Pero esto has de resolverlo tú misma, y a tu resolución absoluta y
soberana queda. Conste así, con el testimonio, algo sospechoso, de
cierta zaina rondeña que nos escucha, reventando por declarar que no
vale toda su tierra de lobos contrabandistas, un puñado de lo que se
coja en la parte más triste de cuanto se ve desde Peleches. Entre tanto,
echaremos mano de los recursos de que podemos disponer, hoy por hoy; y
con ellos solamente, yo te prometo, hija mía, que si perseveras en tus
buenos propósitos, no has de aburrirte un minuto aquí, por muy recio que
llegue a tronar, como Dios nos dé salud... Ahora, y por de pronto, tenga
usted la bondad, señora Catana, de ordenar que se nos sirva en seguidita
el desayuno; y con las fuerzas que nos dé y mientras le tomamos, o de
sobremesa, haremos el plan de campaña para hoy, o para toda la quincena,
si nos conviene a ti y a mí. ¿No es cierto, Nieves?... Pues andando para
dentro. Pero aguardaos un poco y oídme la última palabra, como ahora se
dice: recorriendo con la vista la inconmensurable extensión de estos
horizontes, y respirando el ambiente, medio terral, medio salino, que
llena todo el panorama, y anima y engrandece el espectáculo de sus
términos y detalles maravillosos, ¿no es verdad que se siente uno como
más fuerte y más satisfecho? ¿que si se tienen penas se olvidan? ¿que si
le dominan a uno rencores los acalla? ¿que si vacila entre lo cierto y
lo falso, entre lo útil y lo pernicioso, entre lo nimio y lo grande, se
le revela de pronto, y como por milagro, la verdad desnuda y clara? ¿que
no nos asalta, en fin, una idea que huela a innoble, ni un deseo que no
sea honrado? Respondedme con franqueza.
Se le respondió que sí inmediatamente; y satisfecho con la respuesta,
don Alejandro Bermúdez rompió la marcha hacia dentro, diciendo a las dos
mujeres, con el mayor entusiasmo, como si nunca se lo hubiera dicho
hasta entonces:
--¡Si no tiene escape! Dadme vosotras un aire puro, y yo os daré una
sangre rica; dadme...
Cuando dijo la última palabra de esta conocida tesis, Nieves estaba ya
sentada a la mesa del comedor, en espera del desayuno; la rondeña, en la
cocina para que acabara la cocinera de prepararle, y abocando al
pasadizo frontero, don Claudio Fuertes y León, asombrándose de que
hubieran madrugado tanto los insignes dueños y señores del caserón de
Peleches.


--VI--
Entre buenos amigos

¡Señor don Claudio! No podía usted llegar más a tiempo ni en mejor
ocasión... ¡Catana!... ¡Catana!... ¿Café? ¿chocolate? ¿cosa de
tenedor?... Con franqueza, don Claudio: lo que más apetezca y mejor le
siente a estas horas... ¡Catana!...
--Pero, señor don Alejandro, ¡si yo no acostumbro a desayunarme hasta
más tarde! Cabalmente he venido tan de madrugada, por averiguar de sus
sirvientes, mientras ustedes descansaban, qué era lo que habían echado
más en falta anoche, para disponer con tiempo el remedio. ¡Cómo había de
sospechar yo que después de las fatigas del viaje?...

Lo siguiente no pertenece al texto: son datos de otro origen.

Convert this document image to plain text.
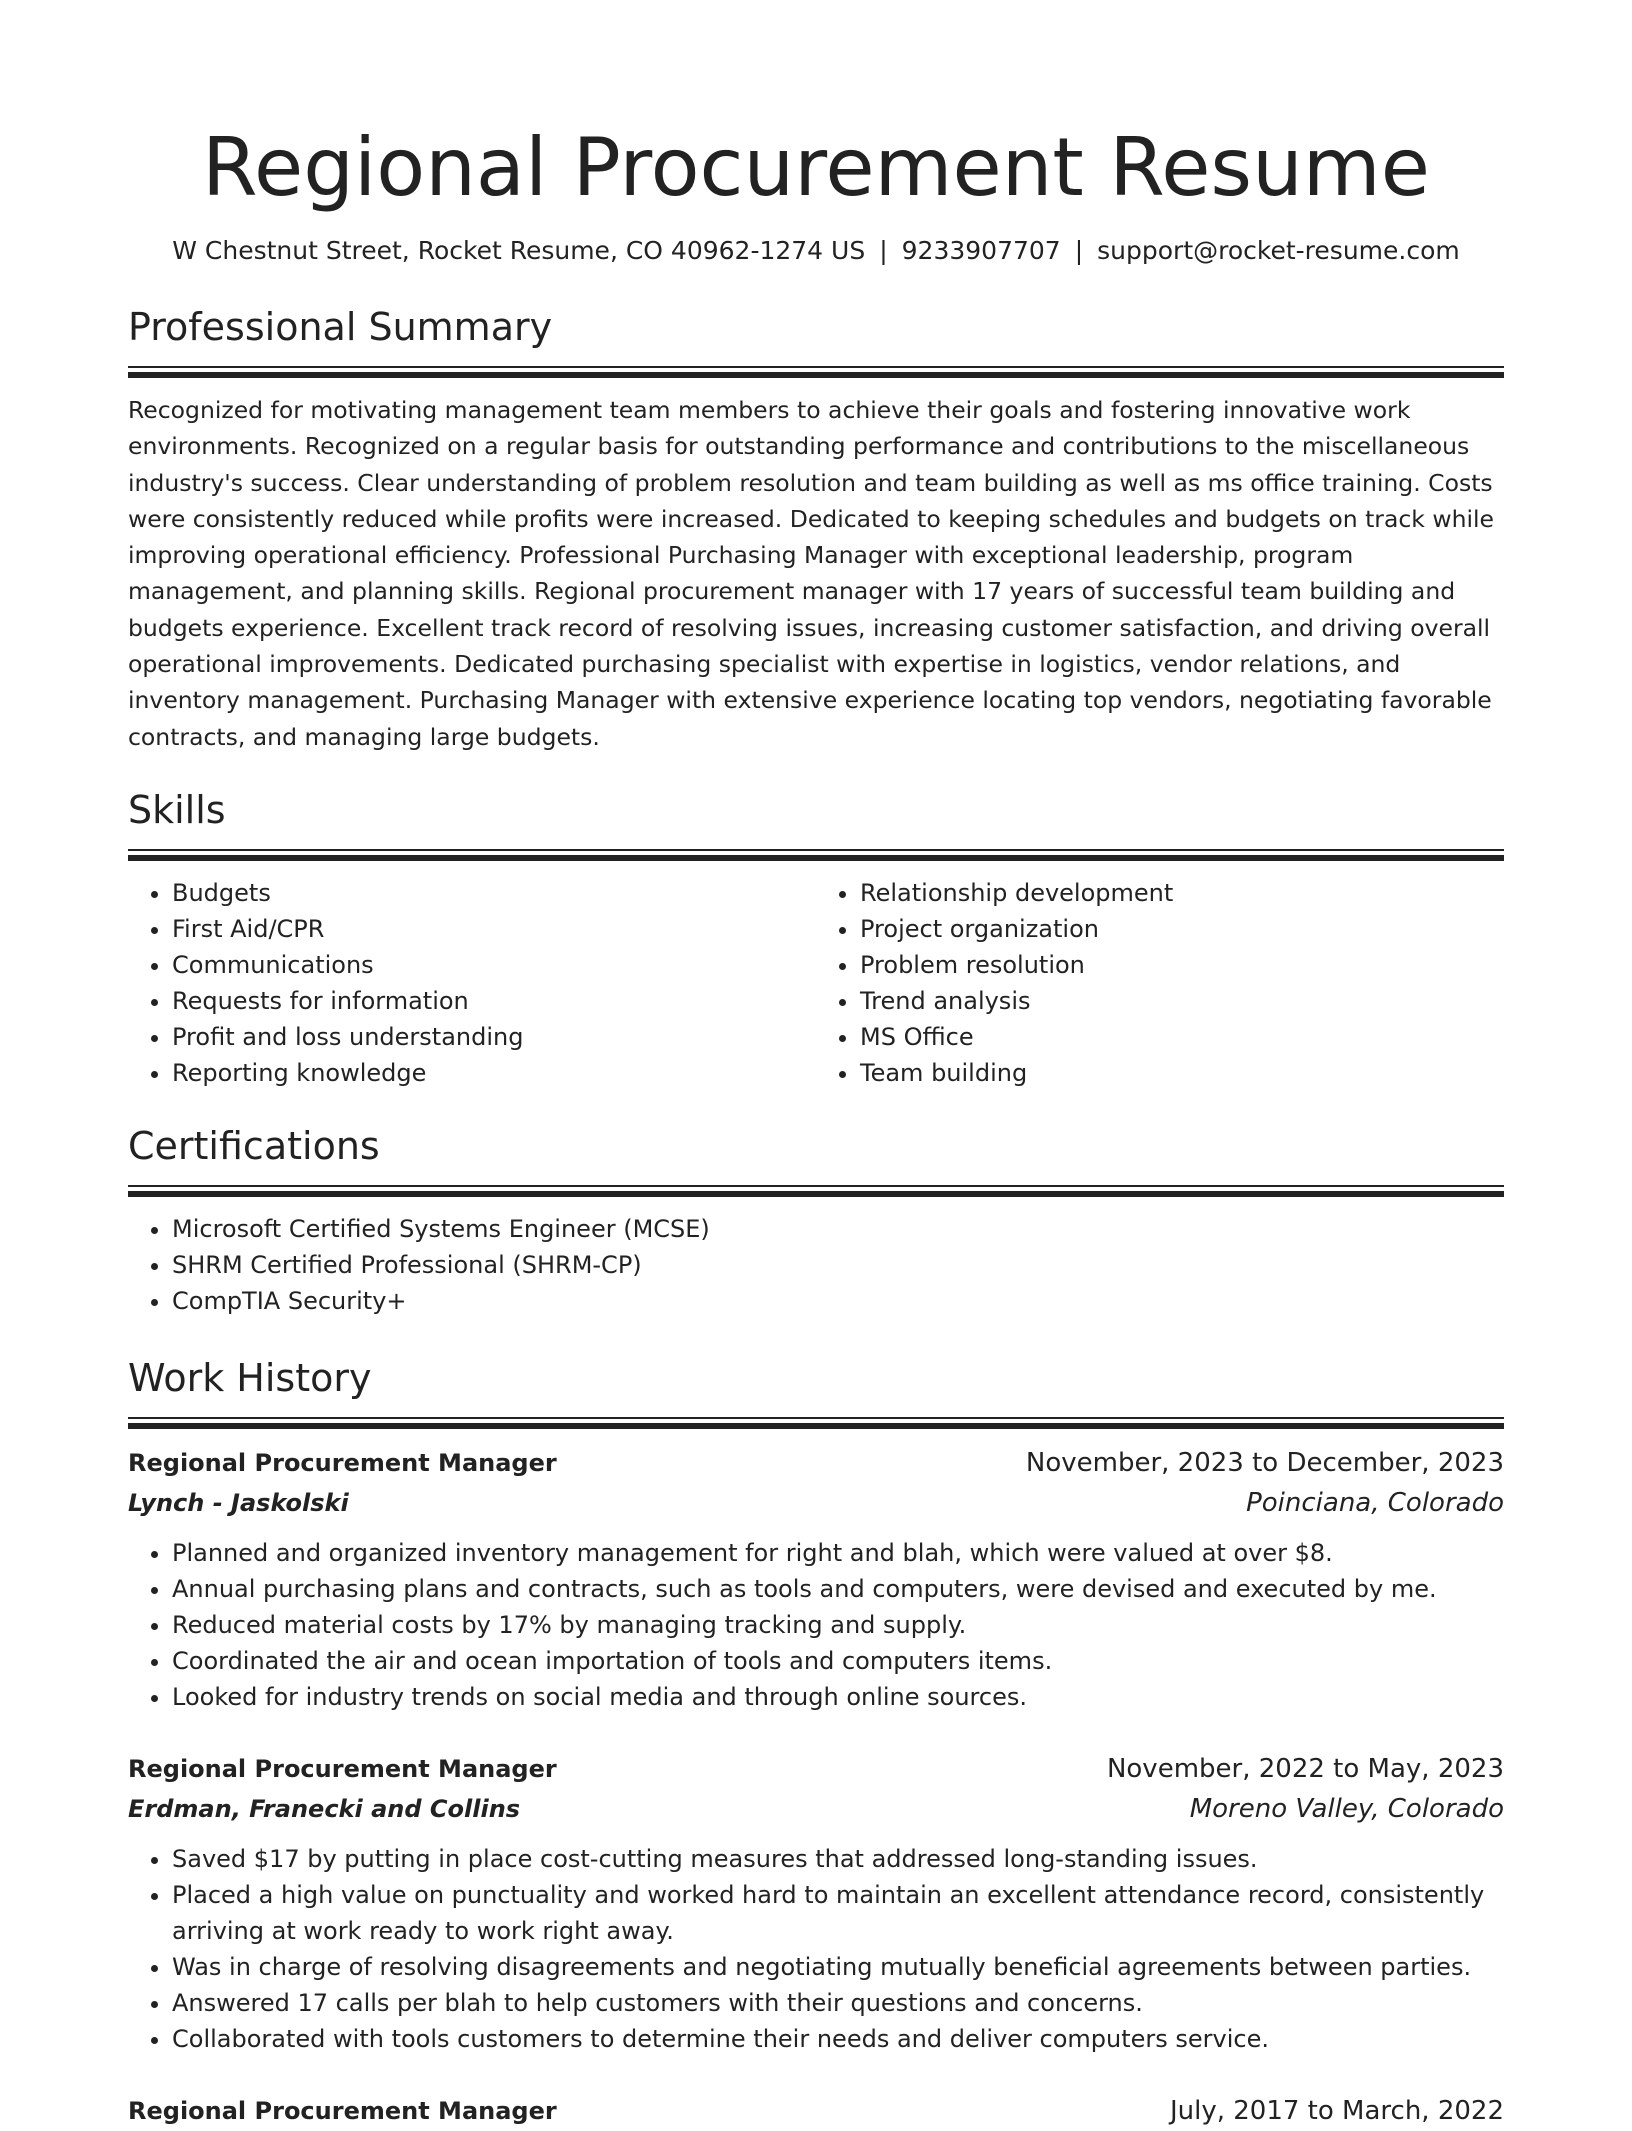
Regional Procurement Resume
W Chestnut Street, Rocket Resume, CO 40962-1274 US | 9233907707 | support@rocket-resume.com
Professional Summary

Recognized for motivating management team members to achieve their goals and fostering innovative work environments. Recognized on a regular basis for outstanding performance and contributions to the miscellaneous industry's success. Clear understanding of problem resolution and team building as well as ms office training. Costs were consistently reduced while profits were increased. Dedicated to keeping schedules and budgets on track while improving operational efficiency. Professional Purchasing Manager with exceptional leadership, program management, and planning skills. Regional procurement manager with 17 years of successful team building and budgets experience. Excellent track record of resolving issues, increasing customer satisfaction, and driving overall operational improvements. Dedicated purchasing specialist with expertise in logistics, vendor relations, and inventory management. Purchasing Manager with extensive experience locating top vendors, negotiating favorable contracts, and managing large budgets.

Skills
• Budgets
• First Aid/CPR
• Communications
• Requests for information
• Profit and loss understanding
• Reporting knowledge
• Relationship development
• Project organization
• Problem resolution
• Trend analysis
• MS Office
• Team building
Certifications
• Microsoft Certified Systems Engineer (MCSE)
• SHRM Certified Professional (SHRM-CP)
• CompTIA Security+
Work History
Regional Procurement Manager	November, 2023 to December, 2023
Lynch - Jaskolski	Poinciana, Colorado
• Planned and organized inventory management for right and blah, which were valued at over $8.
• Annual purchasing plans and contracts, such as tools and computers, were devised and executed by me.
• Reduced material costs by 17% by managing tracking and supply.
• Coordinated the air and ocean importation of tools and computers items.
• Looked for industry trends on social media and through online sources.
Regional Procurement Manager	November, 2022 to May, 2023
Erdman, Franecki and Collins	Moreno Valley, Colorado
• Saved $17 by putting in place cost-cutting measures that addressed long-standing issues.
• Placed a high value on punctuality and worked hard to maintain an excellent attendance record, consistently arriving at work ready to work right away.
• Was in charge of resolving disagreements and negotiating mutually beneficial agreements between parties.
• Answered 17 calls per blah to help customers with their questions and concerns.
• Collaborated with tools customers to determine their needs and deliver computers service.
Regional Procurement Manager	July, 2017 to March, 2022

--Pues ahí verá usted. ¿Y si le digo que hace ya más de una hora que
andamos de ronda por toda la casa, de pieza en pieza y de balcón en
balcón, mira aquí y asómbrate allá?...
--¡Es posible?...
--Y ¿por qué no ha de serlo?
--En usted, pase, porque está más avezado, es de aquí y lo tiene ley;
pero esta señorita...
--¡A buena parte va usted! Cuando me levanté yo, ya estaba ella de
vuelta, como quien dice. ¿No es verdad, Nieves? Hay que advertir también
que antes de acostarnos anoche habíamos pactado cierto compromiso...
Pero que diga ella si le ha pesado la madrugada...
--¿De manera que la ha gustado la situación de Peleches?
--¡Oh, muchísimo!
--Vaya, pues lo celebro infinito; porque temía yo lo contrario.
--¿Por qué, recanástoles?
--Hombre, acostumbrada a la hermosura y la animación de una ciudad como
Sevilla, nada de particular tendría que al verse de pronto en una
soledad como ésta...
--¿De modo que donde hay soledad, no cabe belleza ni?... ¿Se quiere
usted callar, alma de cántaro? No le hagas caso, Nieves... ¡Pues,
hombre, me hace gracia la ocurrencia! Desde aquí al cielo, señor don
Claudio... Y no me replique, para taparme la boca, que poco he
demostrado mi entusiasmo por las maravillas de Peleches volviéndoles la
espalda durante tantos años; porque bien dicho lo tengo por qué ha sido
y cuánto lo he deplorado... ¿Está usted? Pues ahora díganos qué va a
tomar, porque está Catana deseando saberlo para servirle en el aire...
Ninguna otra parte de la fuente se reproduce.